For some unknown reason, the side of the moon which never faces Earth is higher and far more blasted than the familiar near side.
/ Source: Discovery Channel

For some unknown reason, the side of the moon which never faces Earth is higher and far more blasted than the familiar near side.

Now there is a simple model that may partially explain the long mystery by calling on the same tidal processes that are seen at work today on Jupiter's icy moon Europa and even the ocean tides of Earth. All it takes is a once-hot moon with a molten innards that was being yanked by the tidal forces of Earth.

The mystery came into focus in the 1960s, when earthlings got their first good look at the moon's far side. Right away it was clear something was different: The far side is about six kilometers (3.7 miles) higher than the near side and it's a vast field of craters. There are none of the broad, dark, low-lying basins seen on the near side.

"Since then, we've come to understand that that area is high because the crust is thicker," explained Ian Garrick-Bethell, who recently moved from Brown University to the University of California at Santa Cruz.

The crust of the moon, like the crust of the Earth, is composed of less dense stuff than the rocks below it, so it "floats" on the surface, rather like an iceberg floats atop denser ocean water. The bigger the iceberg -- or in this case crust -- the greater the height it stands above water.

"No one's had a really good explanation for this crust," said Garrick-Bethell. So he and his colleagues looked back to the time when the moon was a blob of molten rock with a new, thickening crust to see how the simple tidal effects of the Earth affect the process.

Not too surprisingly, they found that the gravitational tug of the Earth would have caused the molten moon to bulge around the middle. That constant tug from Earth would have caused flexing and heating of the moon's crust and then-molten mantle.

The majority of that flexing and heating would have been near the moon's poles, where it would have slowed the cooling and thickening of that part of the crust. So, this model predicts that the moon's crust should be thinnest at the poles, which it is.

The model also predicts that the crust should be thicker at the equator, which it is, at least on the far side.
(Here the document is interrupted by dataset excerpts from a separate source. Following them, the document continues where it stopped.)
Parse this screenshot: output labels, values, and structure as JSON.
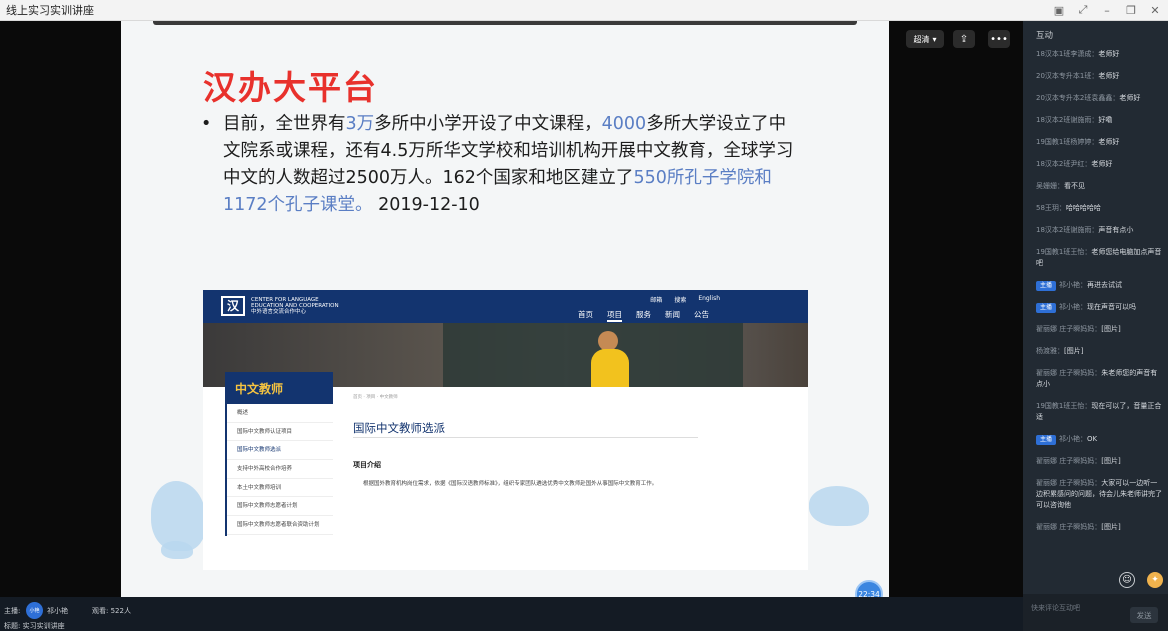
{
  "window": {
    "title": "线上实习实训讲座",
    "controls": [
      "▣",
      "⤢",
      "–",
      "❐",
      "✕"
    ]
  },
  "slide": {
    "title": "汉办大平台",
    "bullet": {
      "p1": "目前，全世界有",
      "h1": "3万",
      "p2": "多所中小学开设了中文课程，",
      "h2": "4000",
      "p3": "多所大学设立了中文院系或课程，还有4.5万所华文学校和培训机构开展中文教育，全球学习中文的人数超过2500万人。162个国家和地区建立了",
      "h3": "550所孔子学院和1172个孔子课堂。",
      "p4": " 2019-12-10"
    },
    "website": {
      "logo": "汉",
      "org_line1": "CENTER FOR LANGUAGE",
      "org_line2": "EDUCATION AND COOPERATION",
      "org_line3": "中外语言交流合作中心",
      "top_links": [
        "邮箱",
        "搜索",
        "English"
      ],
      "menu": [
        "首页",
        "项目",
        "服务",
        "新闻",
        "公告"
      ],
      "menu_active": "项目",
      "sidebar_title": "中文教师",
      "sidebar_items": [
        "概述",
        "国际中文教师认证项目",
        "国际中文教师选派",
        "支持中外高校合作培养",
        "本土中文教师培训",
        "国际中文教师志愿者计划",
        "国际中文教师志愿者联合资助计划"
      ],
      "sidebar_active_index": 2,
      "breadcrumb": "首页 · 项目 · 中文教师",
      "heading": "国际中文教师选派",
      "subheading": "项目介绍",
      "paragraph": "根据国外教育机构岗位需求，依据《国际汉语教师标准》，组织专家团队遴选优秀中文教师赴国外从事国际中文教育工作。"
    }
  },
  "overlay": {
    "clarity_label": "超清",
    "share_icon": "share-icon",
    "more_icon": "more-icon",
    "timer": "22:34"
  },
  "chat": {
    "title": "互动",
    "messages": [
      {
        "badge": "",
        "name": "18汉本1班李潇成：",
        "text": "老师好"
      },
      {
        "badge": "",
        "name": "20汉本专升本1班：",
        "text": "老师好"
      },
      {
        "badge": "",
        "name": "20汉本专升本2班袁鑫鑫：",
        "text": "老师好"
      },
      {
        "badge": "",
        "name": "18汉本2班谢施雨：",
        "text": "好嘞"
      },
      {
        "badge": "",
        "name": "19国教1班杨婷婷：",
        "text": "老师好"
      },
      {
        "badge": "",
        "name": "18汉本2班尹红：",
        "text": "老师好"
      },
      {
        "badge": "",
        "name": "吴姗姗：",
        "text": "看不见"
      },
      {
        "badge": "",
        "name": "58王玥：",
        "text": "哈哈哈哈哈"
      },
      {
        "badge": "",
        "name": "18汉本2班谢施雨：",
        "text": "声音有点小"
      },
      {
        "badge": "",
        "name": "19国教1班王怡：",
        "text": "老师您给电脑加点声音吧"
      },
      {
        "badge": "主播",
        "name": "祁小艳：",
        "text": "再进去试试"
      },
      {
        "badge": "主播",
        "name": "祁小艳：",
        "text": "现在声音可以吗"
      },
      {
        "badge": "",
        "name": "翟丽娜 庄子瞬妈妈：",
        "text": "[图片]"
      },
      {
        "badge": "",
        "name": "杨渡雅：",
        "text": "[图片]"
      },
      {
        "badge": "",
        "name": "翟丽娜 庄子瞬妈妈：",
        "text": "朱老师您的声音有点小"
      },
      {
        "badge": "",
        "name": "19国教1班王怡：",
        "text": "现在可以了，音量正合适"
      },
      {
        "badge": "主播",
        "name": "祁小艳：",
        "text": "OK"
      },
      {
        "badge": "",
        "name": "翟丽娜 庄子瞬妈妈：",
        "text": "[图片]"
      },
      {
        "badge": "",
        "name": "翟丽娜 庄子瞬妈妈：",
        "text": "大家可以一边听一边积累感问的问题，待会儿朱老师讲完了可以咨询他"
      },
      {
        "badge": "",
        "name": "翟丽娜 庄子瞬妈妈：",
        "text": "[图片]"
      }
    ],
    "input_placeholder": "快来评论互动吧",
    "send_label": "发送"
  },
  "bottom": {
    "host_label": "主播:",
    "host_avatar_text": "小艳",
    "host_name": "祁小艳",
    "viewers": "观看: 522人",
    "topic": "标题: 实习实训讲座"
  }
}
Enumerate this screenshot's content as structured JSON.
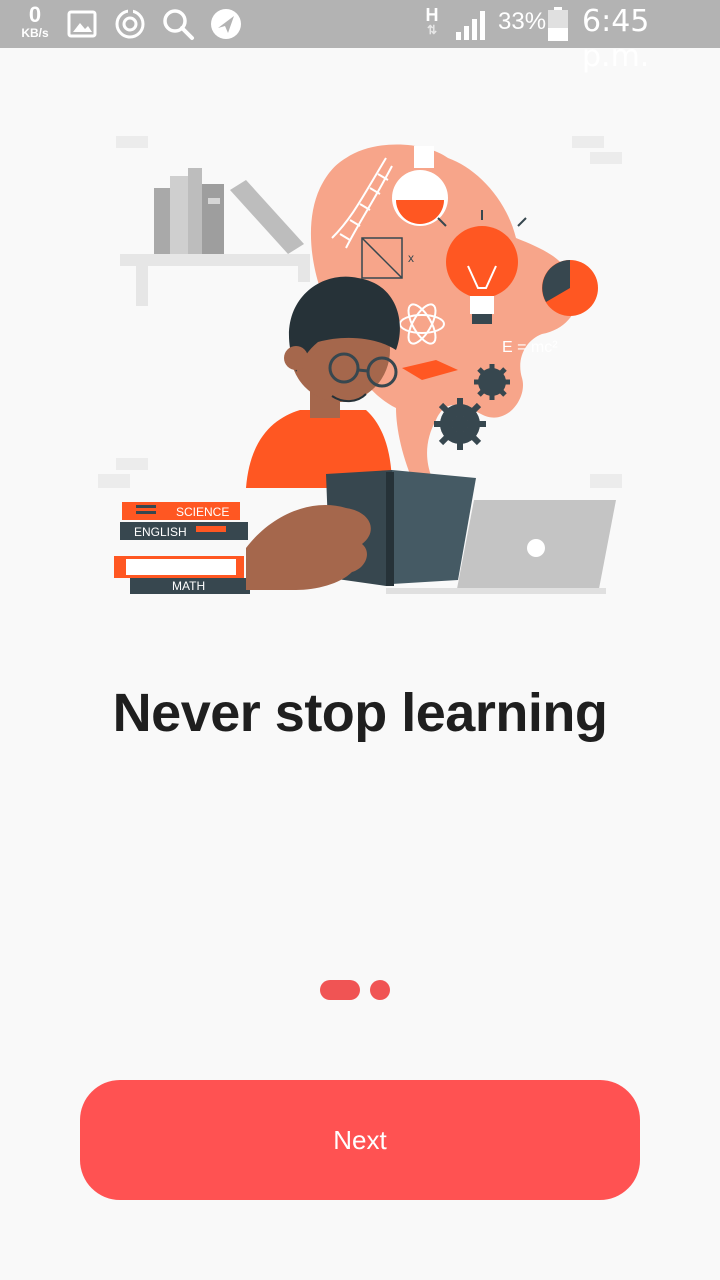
{
  "status_bar": {
    "speed_value": "0",
    "speed_unit": "KB/s",
    "network_type": "H",
    "network_arrows": "⇅",
    "battery_percent": "33%",
    "time": "6:45 p.m.",
    "icons": [
      "gallery-icon",
      "sync-icon",
      "search-icon",
      "browser-icon",
      "signal-icon",
      "battery-icon"
    ]
  },
  "illustration": {
    "books": [
      "SCIENCE",
      "ENGLISH",
      "MATH"
    ],
    "formula": "E = mc²",
    "formula_superscript": "2",
    "chalk_letter": "x"
  },
  "onboarding": {
    "title": "Never stop learning",
    "page_index": 1,
    "page_count": 2
  },
  "actions": {
    "next_label": "Next"
  },
  "colors": {
    "accent": "#ff5252",
    "indicator": "#f05454",
    "orange": "#ff5722",
    "dark": "#37474f",
    "statusbar": "#b3b3b3"
  }
}
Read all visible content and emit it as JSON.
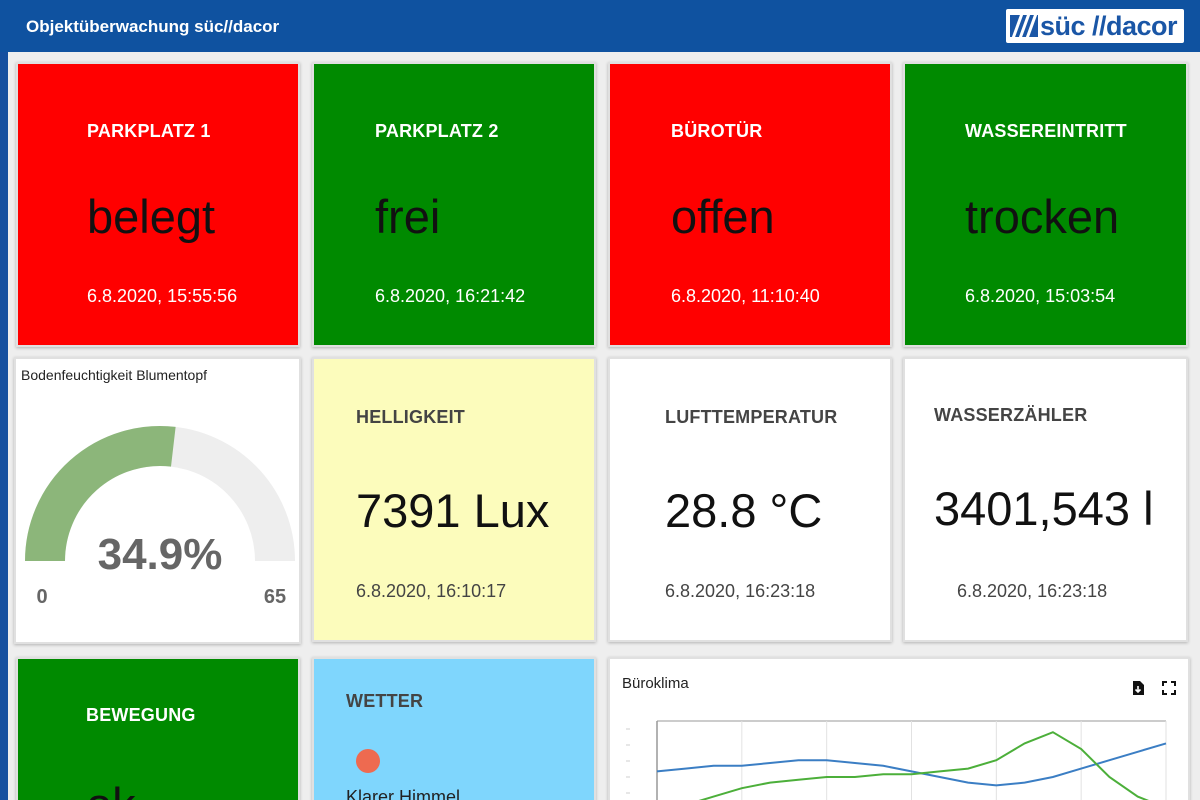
{
  "header": {
    "title": "Objektüberwachung süc//dacor",
    "logo_text": "süc //dacor"
  },
  "tiles": [
    {
      "label": "PARKPLATZ 1",
      "value": "belegt",
      "time": "6.8.2020, 15:55:56",
      "color": "#ff0000"
    },
    {
      "label": "PARKPLATZ 2",
      "value": "frei",
      "time": "6.8.2020, 16:21:42",
      "color": "#008a00"
    },
    {
      "label": "BÜROTÜR",
      "value": "offen",
      "time": "6.8.2020, 11:10:40",
      "color": "#ff0000"
    },
    {
      "label": "WASSEREINTRITT",
      "value": "trocken",
      "time": "6.8.2020, 15:03:54",
      "color": "#008a00"
    },
    {
      "label": "HELLIGKEIT",
      "value": "7391 Lux",
      "time": "6.8.2020, 16:10:17",
      "color": "#fcfcbc"
    },
    {
      "label": "LUFTTEMPERATUR",
      "value": "28.8 °C",
      "time": "6.8.2020, 16:23:18",
      "color": "#ffffff"
    },
    {
      "label": "WASSERZÄHLER",
      "value": "3401,543 l",
      "time": "6.8.2020, 16:23:18",
      "color": "#ffffff"
    },
    {
      "label": "BEWEGUNG",
      "value": "ok",
      "color": "#008a00"
    }
  ],
  "gauge": {
    "title": "Bodenfeuchtigkeit Blumentopf",
    "value": 34.9,
    "value_text": "34.9%",
    "min": 0,
    "max": 65,
    "min_text": "0",
    "max_text": "65",
    "fill_color": "#8cb67a",
    "track_color": "#eeeeee"
  },
  "weather": {
    "label": "WETTER",
    "condition": "Klarer Himmel",
    "icon": "sun-icon",
    "color": "#7fd6fd"
  },
  "chart": {
    "title": "Büroklima",
    "icons": [
      "export-icon",
      "fullscreen-icon"
    ]
  },
  "chart_data": {
    "type": "line",
    "title": "Büroklima",
    "series": [
      {
        "color": "#3b7ec4",
        "values": [
          28.2,
          28.3,
          28.4,
          28.4,
          28.5,
          28.6,
          28.6,
          28.5,
          28.4,
          28.2,
          28.0,
          27.8,
          27.7,
          27.8,
          28.0,
          28.3,
          28.6,
          28.9,
          29.2
        ]
      },
      {
        "color": "#4caf3a",
        "values": [
          26.9,
          27.0,
          27.3,
          27.6,
          27.8,
          27.9,
          28.0,
          28.0,
          28.1,
          28.1,
          28.2,
          28.3,
          28.6,
          29.2,
          29.6,
          29.0,
          28.0,
          27.3,
          26.9
        ]
      }
    ],
    "ylim": [
      26.5,
      30.0
    ],
    "grid": true
  }
}
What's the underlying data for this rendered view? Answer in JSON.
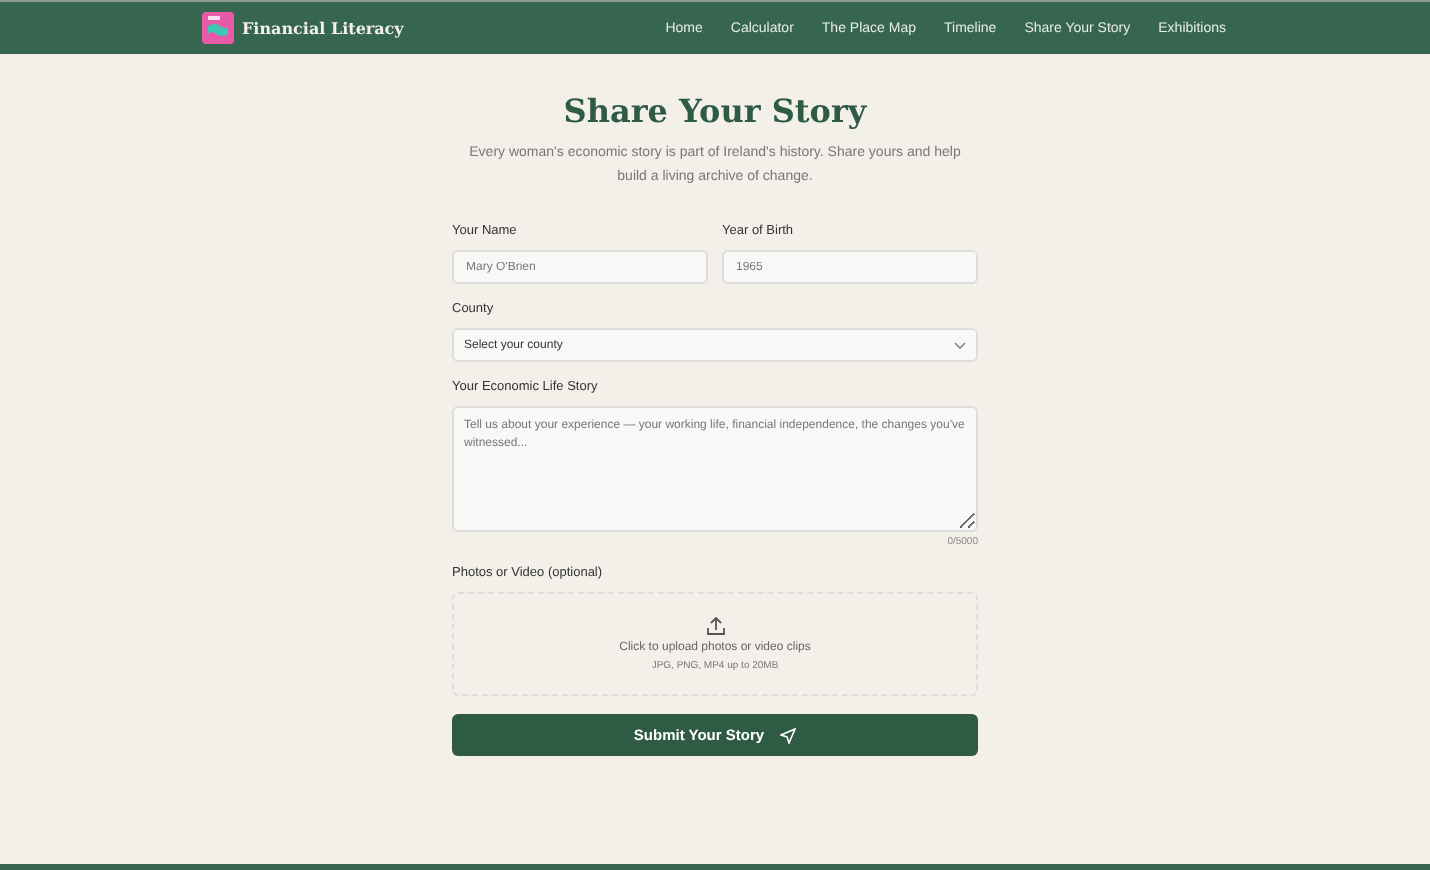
{
  "header": {
    "brand": "Financial Literacy",
    "nav": [
      "Home",
      "Calculator",
      "The Place Map",
      "Timeline",
      "Share Your Story",
      "Exhibitions"
    ]
  },
  "page": {
    "title": "Share Your Story",
    "intro": "Every woman's economic story is part of Ireland's history. Share yours and help build a living archive of change."
  },
  "form": {
    "name": {
      "label": "Your Name",
      "placeholder": "Mary O'Brien"
    },
    "year": {
      "label": "Year of Birth",
      "placeholder": "1965"
    },
    "county": {
      "label": "County",
      "placeholder": "Select your county"
    },
    "story": {
      "label": "Your Economic Life Story",
      "placeholder": "Tell us about your experience — your working life, financial independence, the changes you've witnessed...",
      "counter": "0/5000"
    },
    "upload": {
      "label": "Photos or Video (optional)",
      "prompt": "Click to upload photos or video clips",
      "hint": "JPG, PNG, MP4 up to 20MB"
    },
    "submit": "Submit Your Story"
  }
}
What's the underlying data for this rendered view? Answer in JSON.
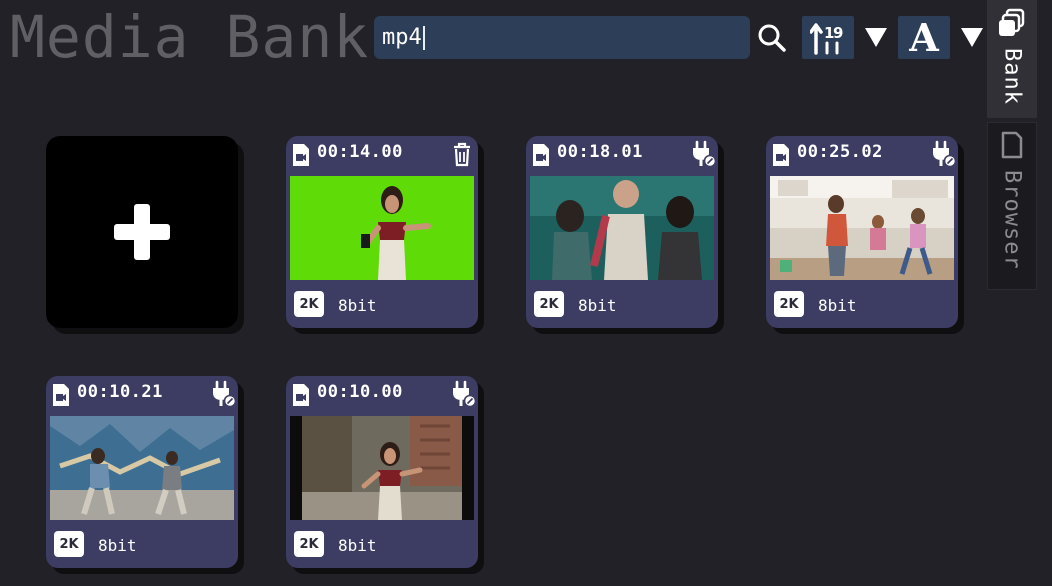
{
  "header": {
    "title": "Media Bank",
    "search": {
      "value": "mp4"
    },
    "search_icon": "magnifier-icon",
    "sort_icon": "sort-icon",
    "font_button_label": "A",
    "dropdown_icon": "triangle-down-icon"
  },
  "side_tabs": [
    {
      "label": "Bank",
      "icon": "stack-icon",
      "active": true
    },
    {
      "label": "Browser",
      "icon": "folder-icon",
      "active": false
    }
  ],
  "add_tile": {
    "icon": "plus-icon"
  },
  "media": [
    {
      "duration": "00:14.00",
      "resolution": "2K",
      "bitdepth": "8bit",
      "action_icon": "trash-icon",
      "thumb": "green-screen"
    },
    {
      "duration": "00:18.01",
      "resolution": "2K",
      "bitdepth": "8bit",
      "action_icon": "plug-icon",
      "thumb": "teal-group"
    },
    {
      "duration": "00:25.02",
      "resolution": "2K",
      "bitdepth": "8bit",
      "action_icon": "plug-icon",
      "thumb": "kitchen"
    },
    {
      "duration": "00:10.21",
      "resolution": "2K",
      "bitdepth": "8bit",
      "action_icon": "plug-icon",
      "thumb": "graffiti"
    },
    {
      "duration": "00:10.00",
      "resolution": "2K",
      "bitdepth": "8bit",
      "action_icon": "plug-icon",
      "thumb": "street"
    }
  ],
  "colors": {
    "background": "#222127",
    "card": "#3d3d63",
    "search_field": "#2c3e58",
    "title_text": "#5f5f64"
  }
}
"This should have happened on the nearside as well, because the heating is symmetric," Garrick-Bethell told Discovery News. The problem is, the crust isn't thicker on the near side. "We don't see evidence of it."

It could be, he said, that the near side used to be a lot more like the far side, but subsequent events have changed it.

"It's very probable that the nearside is more geologically evolved,” said Garrick-Bethell, who is the lead author of a paper on the study with appears in the Nov. 12 issue of Science. That would imply that the far side is a relict of the very early Moon.

"This kind of thing chips away at the question: why is there so much volcanics on the (near) side," Garrick-Bethell said. "We don't understand that."

"This problem of the shape of the moon has been with us for decades," said lunar researcher David Stevenson of Caltech, who agrees the near side may have undergone more recent changes that obliterated its original, more far-side-like structure and appearance. "The central thing they have done is collected data on the moon and shown that it fits."

And this is where the connection with other objects in the solar system fits into the story, said Stevenson.

Europa and Titan are both moons of big planets. Both are subjected to powerful tidal forces that keep their insides warm and liquid, much like the early moon. The only difference is that the moon's liquid was molten rock and a moon like Europa is thought to have a crust of ice with a mantle of liquid water.

"What's often important in science is when somebody says something surprising," said Stevenson. "This is a surprising result."